Silent journey of a late lead pacemaker perforation
An 83-year-old male with frailty and ischemic cardiomyopathy underwent uncomplicated pacemaker implantation with passive fixation atrial lead and active fixation ventricular lead (VL) (Fig. 1A) , for paroxysmal high-degree atrioventricular block. Follow-up ensued with normal pacemaker function at 3 months, but intermittent loss of ventricular capture was perceived 1 year later. Echocardiography excluded pericardial effusion. On fluoroscopy-guided surgical review, VL appeared dislocated and
... dislocated and surrounded by fibrous adhesions, so it was abandoned and a new VL was implanted (Fig. 1B) . Two years after surgical review, cardiac computed tomography (CT) was performed due to unrelated motive and disclosed lead perforation ( Fig. 1C ; Suppl. Video 1). Precise perforation time was hard to determine. Late lead perforation (LLP) was retrospectively assumed on the basis of VL malfunctioning at 1 year plus active fixation and elderly as predisposing factors.

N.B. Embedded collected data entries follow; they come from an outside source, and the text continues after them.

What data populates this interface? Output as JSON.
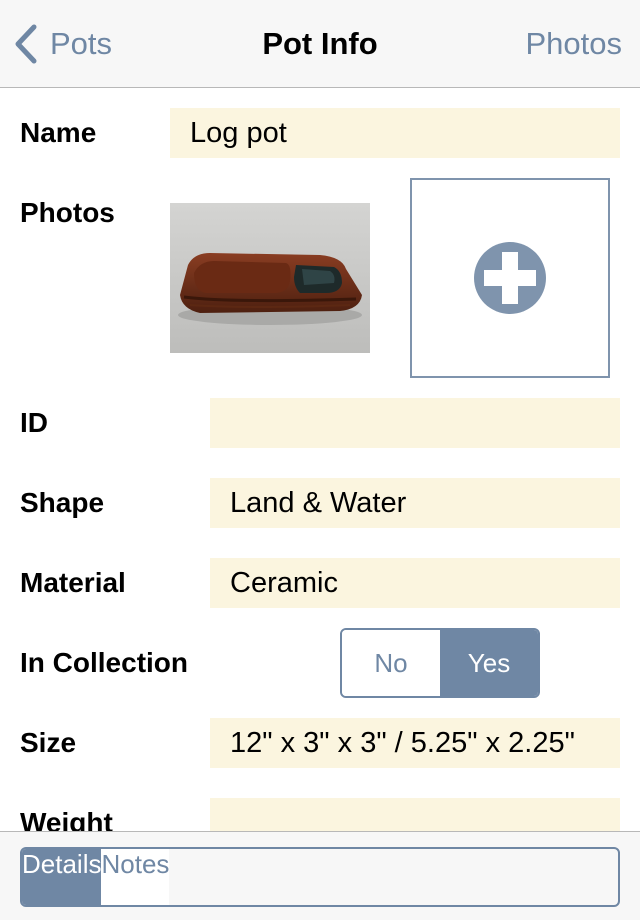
{
  "navbar": {
    "back_label": "Pots",
    "title": "Pot Info",
    "right_label": "Photos"
  },
  "form": {
    "name": {
      "label": "Name",
      "value": "Log pot"
    },
    "photos": {
      "label": "Photos",
      "add_icon": "plus-circle-icon"
    },
    "id": {
      "label": "ID",
      "value": ""
    },
    "shape": {
      "label": "Shape",
      "value": "Land & Water"
    },
    "material": {
      "label": "Material",
      "value": "Ceramic"
    },
    "in_collection": {
      "label": "In Collection",
      "options": [
        "No",
        "Yes"
      ],
      "selected": "Yes"
    },
    "size": {
      "label": "Size",
      "value": "12\" x 3\" x 3\" / 5.25\" x 2.25\""
    },
    "weight": {
      "label": "Weight",
      "value": ""
    }
  },
  "toolbar": {
    "tabs": [
      "Details",
      "Notes"
    ],
    "selected": "Details"
  },
  "colors": {
    "accent": "#6f87a4",
    "field_bg": "#fbf5df",
    "bar_bg": "#f7f7f7"
  }
}
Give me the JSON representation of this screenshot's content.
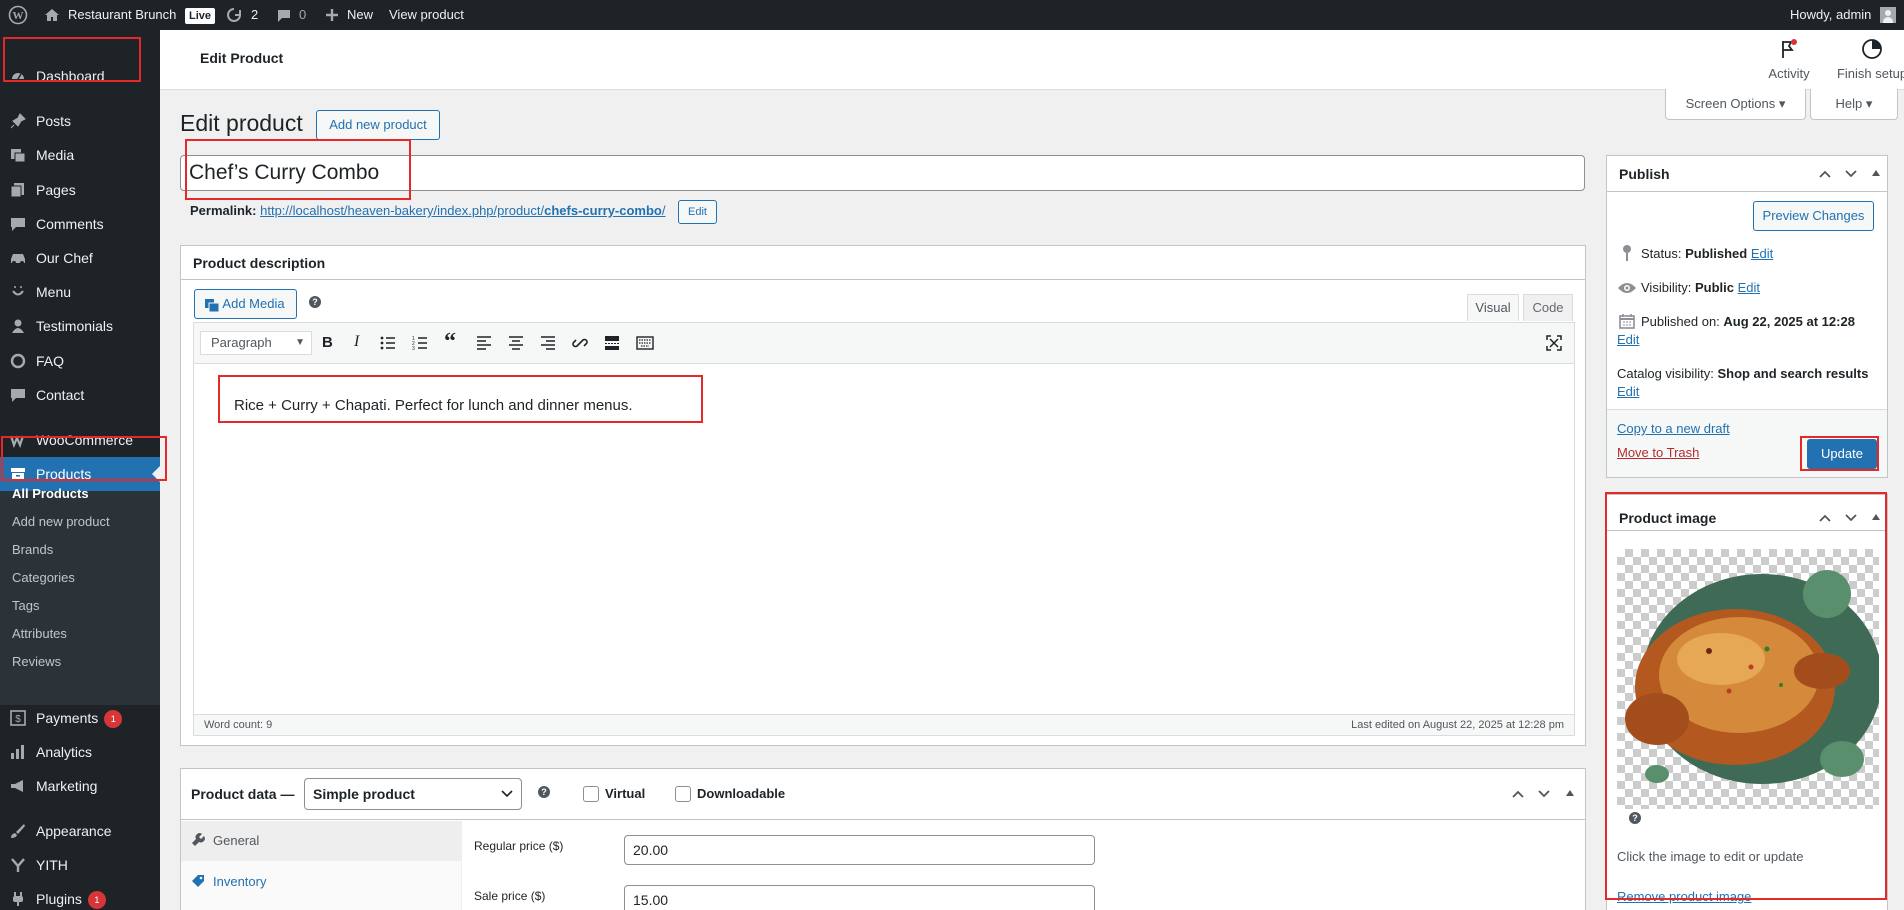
{
  "adminbar": {
    "site_name": "Restaurant Brunch",
    "live_badge": "Live",
    "updates_count": "2",
    "comments_count": "0",
    "new_label": "New",
    "view_product_label": "View product",
    "howdy": "Howdy, admin"
  },
  "sidebar": {
    "dashboard": "Dashboard",
    "posts": "Posts",
    "media": "Media",
    "pages": "Pages",
    "comments": "Comments",
    "our_chef": "Our Chef",
    "menu": "Menu",
    "testimonials": "Testimonials",
    "faq": "FAQ",
    "contact": "Contact",
    "woocommerce": "WooCommerce",
    "products": "Products",
    "submenu": [
      "All Products",
      "Add new product",
      "Brands",
      "Categories",
      "Tags",
      "Attributes",
      "Reviews"
    ],
    "payments": "Payments",
    "payments_badge": "1",
    "analytics": "Analytics",
    "marketing": "Marketing",
    "appearance": "Appearance",
    "yith": "YITH",
    "plugins": "Plugins",
    "plugins_badge": "1"
  },
  "topbar": {
    "title": "Edit Product",
    "activity": "Activity",
    "finish_setup": "Finish setup"
  },
  "screen_options": "Screen Options",
  "help": "Help",
  "page": {
    "heading": "Edit product",
    "add_new": "Add new product",
    "post_title": "Chef’s Curry Combo",
    "permalink_label": "Permalink:",
    "permalink_base": "http://localhost/heaven-bakery/index.php/product/",
    "permalink_slug": "chefs-curry-combo",
    "permalink_trail": "/",
    "permalink_edit": "Edit"
  },
  "description": {
    "title": "Product description",
    "add_media": "Add Media",
    "tab_visual": "Visual",
    "tab_code": "Code",
    "format_select": "Paragraph",
    "content": "Rice + Curry + Chapati. Perfect for lunch and dinner menus.",
    "word_count": "Word count: 9",
    "last_edited": "Last edited on August 22, 2025 at 12:28 pm"
  },
  "product_data": {
    "title": "Product data —",
    "type": "Simple product",
    "virtual": "Virtual",
    "downloadable": "Downloadable",
    "tabs": [
      "General",
      "Inventory"
    ],
    "regular_price_label": "Regular price ($)",
    "regular_price": "20.00",
    "sale_price_label": "Sale price ($)",
    "sale_price": "15.00"
  },
  "publish": {
    "title": "Publish",
    "preview": "Preview Changes",
    "status_label": "Status:",
    "status_value": "Published",
    "visibility_label": "Visibility:",
    "visibility_value": "Public",
    "published_label": "Published on:",
    "published_value": "Aug 22, 2025 at 12:28",
    "catalog_label": "Catalog visibility:",
    "catalog_value": "Shop and search results",
    "edit": "Edit",
    "copy_draft": "Copy to a new draft",
    "trash": "Move to Trash",
    "update": "Update"
  },
  "product_image": {
    "title": "Product image",
    "hint": "Click the image to edit or update",
    "remove": "Remove product image"
  },
  "colors": {
    "primary": "#2271b1",
    "annotation": "#e52828",
    "sidebar": "#1d2327"
  }
}
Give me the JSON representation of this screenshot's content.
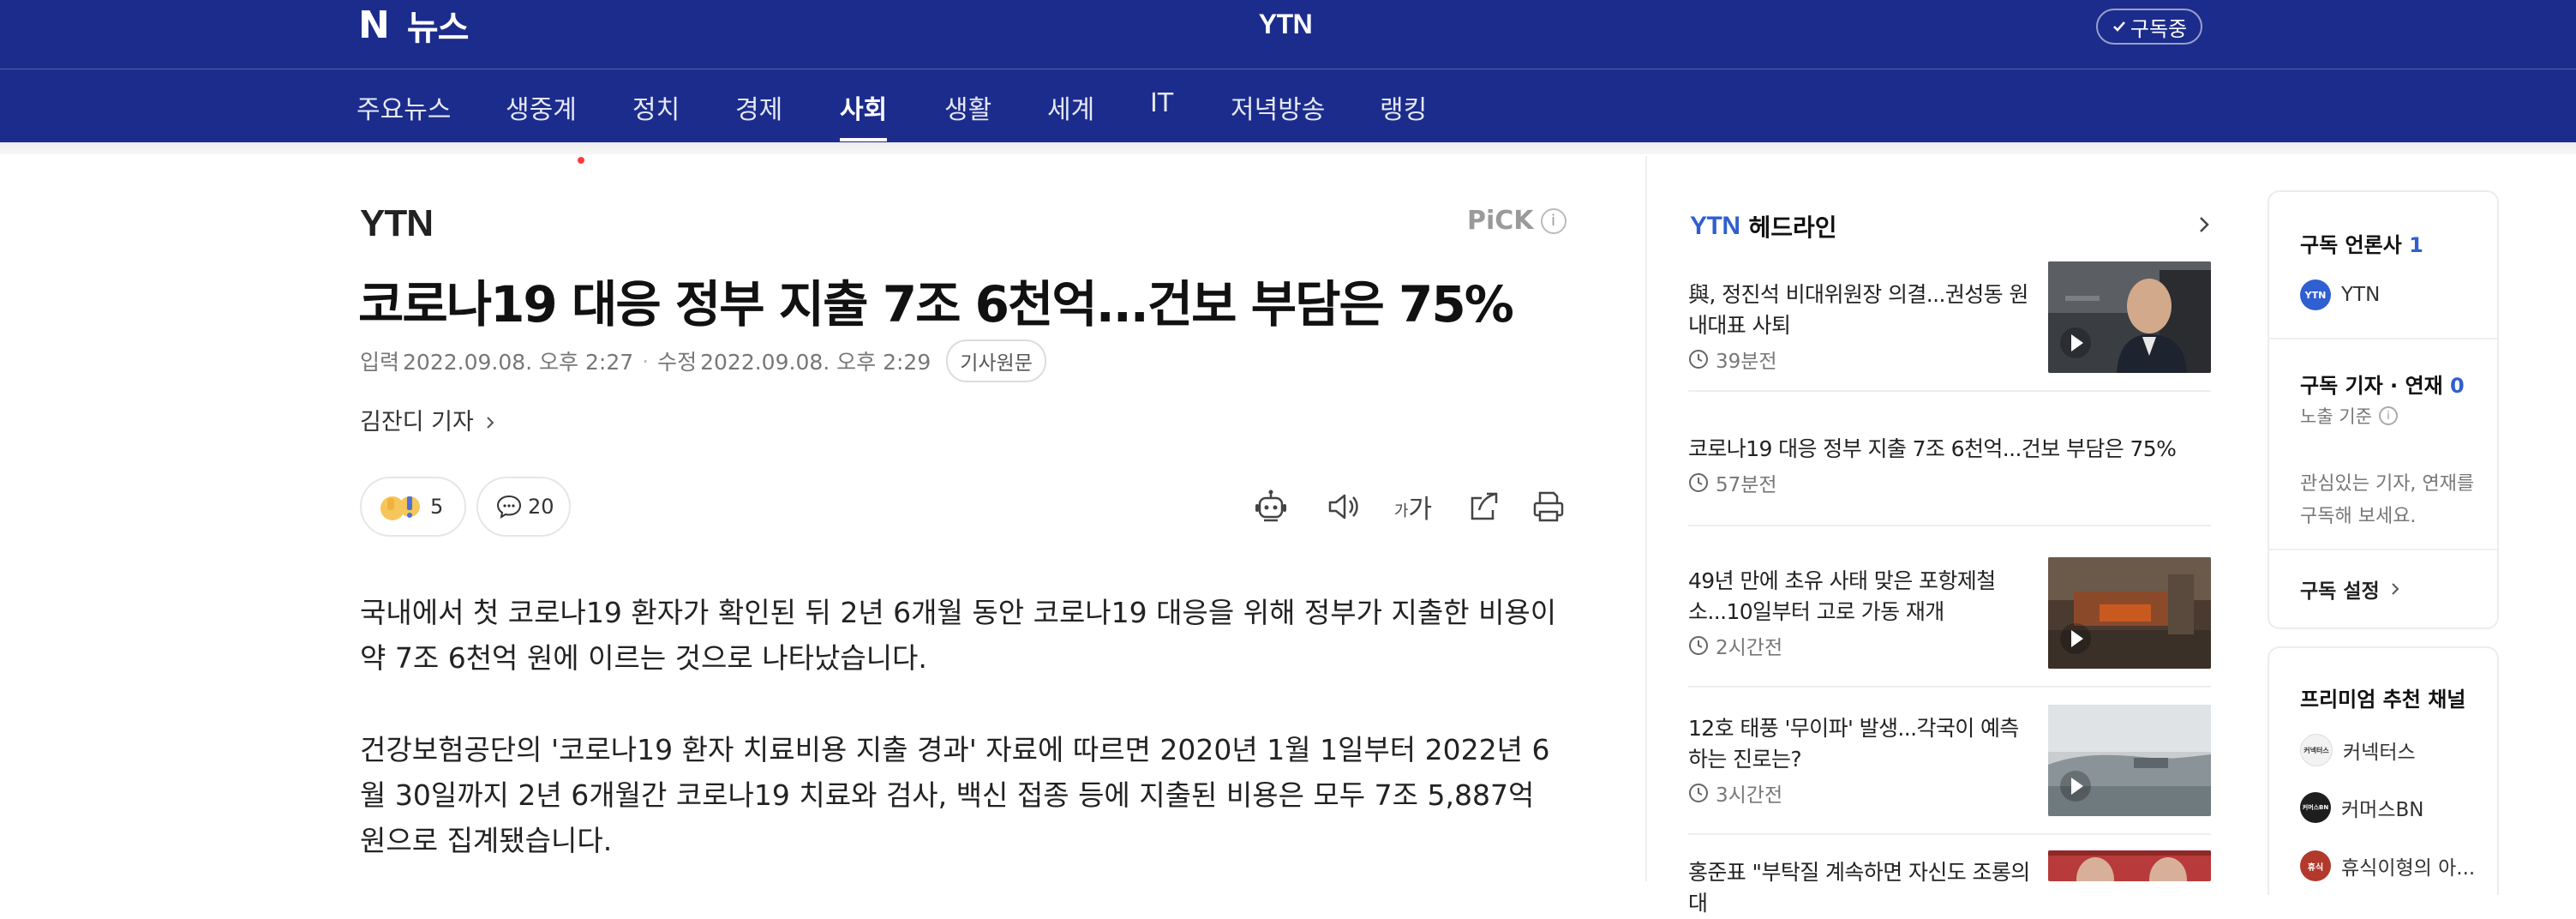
{
  "header": {
    "logo_mark": "N",
    "service_name": "뉴스",
    "press_name": "YTN",
    "subscribe_label": "구독중",
    "brand_color": "#1c2c8c"
  },
  "nav": {
    "items": [
      {
        "label": "주요뉴스"
      },
      {
        "label": "생중계",
        "has_dot": true
      },
      {
        "label": "정치"
      },
      {
        "label": "경제"
      },
      {
        "label": "사회",
        "active": true
      },
      {
        "label": "생활"
      },
      {
        "label": "세계"
      },
      {
        "label": "IT"
      },
      {
        "label": "저녁방송"
      },
      {
        "label": "랭킹"
      }
    ]
  },
  "article": {
    "press_logo": "YTN",
    "pick_label": "PiCK",
    "headline": "코로나19 대응 정부 지출 7조 6천억...건보 부담은 75%",
    "input_label": "입력",
    "input_time": "2022.09.08. 오후 2:27",
    "edit_label": "수정",
    "edit_time": "2022.09.08. 오후 2:29",
    "original_label": "기사원문",
    "reporter": "김잔디 기자",
    "reaction_count": "5",
    "comment_count": "20",
    "tools": [
      "robot-summary-icon",
      "speaker-icon",
      "font-size-icon",
      "share-icon",
      "print-icon"
    ],
    "font_tool_label": "가",
    "paragraphs": [
      "국내에서 첫 코로나19 환자가 확인된 뒤 2년 6개월 동안 코로나19 대응을 위해 정부가 지출한 비용이 약 7조 6천억 원에 이르는 것으로 나타났습니다.",
      "건강보험공단의 '코로나19 환자 치료비용 지출 경과' 자료에 따르면 2020년 1월 1일부터 2022년 6월 30일까지 2년 6개월간 코로나19 치료와 검사, 백신 접종 등에 지출된 비용은 모두 7조 5,887억 원으로 집계됐습니다."
    ]
  },
  "headline_panel": {
    "press": "YTN",
    "title": "헤드라인",
    "items": [
      {
        "title": "與, 정진석 비대위원장 의결...권성동 원내대표 사퇴",
        "time": "39분전",
        "has_thumb": true
      },
      {
        "title": "코로나19 대응 정부 지출 7조 6천억...건보 부담은 75%",
        "time": "57분전",
        "has_thumb": false
      },
      {
        "title": "49년 만에 초유 사태 맞은 포항제철소...10일부터 고로 가동 재개",
        "time": "2시간전",
        "has_thumb": true
      },
      {
        "title": "12호 태풍 '무이파' 발생...각국이 예측하는 진로는?",
        "time": "3시간전",
        "has_thumb": true
      },
      {
        "title": "홍준표 \"부탁질 계속하면 자신도 조롱의 대",
        "time": "",
        "has_thumb": true
      }
    ]
  },
  "subscription": {
    "press_header": "구독 언론사",
    "press_count": "1",
    "press_name": "YTN",
    "reporter_header": "구독 기자 · 연재",
    "reporter_count": "0",
    "exposure_label": "노출 기준",
    "empty_message": "관심있는 기자, 연재를 구독해 보세요.",
    "settings_label": "구독 설정"
  },
  "premium": {
    "header": "프리미엄 추천 채널",
    "channels": [
      {
        "name": "커넥터스",
        "badge": "커넥터스"
      },
      {
        "name": "커머스BN",
        "badge": "커머스BN"
      },
      {
        "name": "휴식이형의 아...",
        "badge": "휴식"
      }
    ]
  },
  "colors": {
    "accent_blue": "#2f5fd1",
    "live_dot": "#ff3b3b"
  }
}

Conservative treatment was chosen based on the absence of symptoms or pericardial effusion, stable condition, and incidental finding as a silent perforation. One year after CT diagnosis, at the age of 87, the patient remained asymptomatic but ultimately died from medical complications during hospitalization for a right femur fracture. Late lead perforation occurs in 0.1% of implantations when a lead exceeds cardiac contour 1 month after implantation. Incidental LLP has a 6% prevalence in CT studies and should be considered, even many years after implantation. The imbalance and complex interaction of forces determines LLP when lead tip prevails over myocardium counterforce. Lead positioning in a vulnerable region, thinner and less compliant leads, bipolar leads, and excessive loop or tension are other predisposing factors. Treatment depends on the timing of perforation, presence of symptoms, pericardial effusion or extracardiac damage. Measuring risk and benefit, asymptomatic and stable patients with prohibitive surgical risk can be managed conservatively.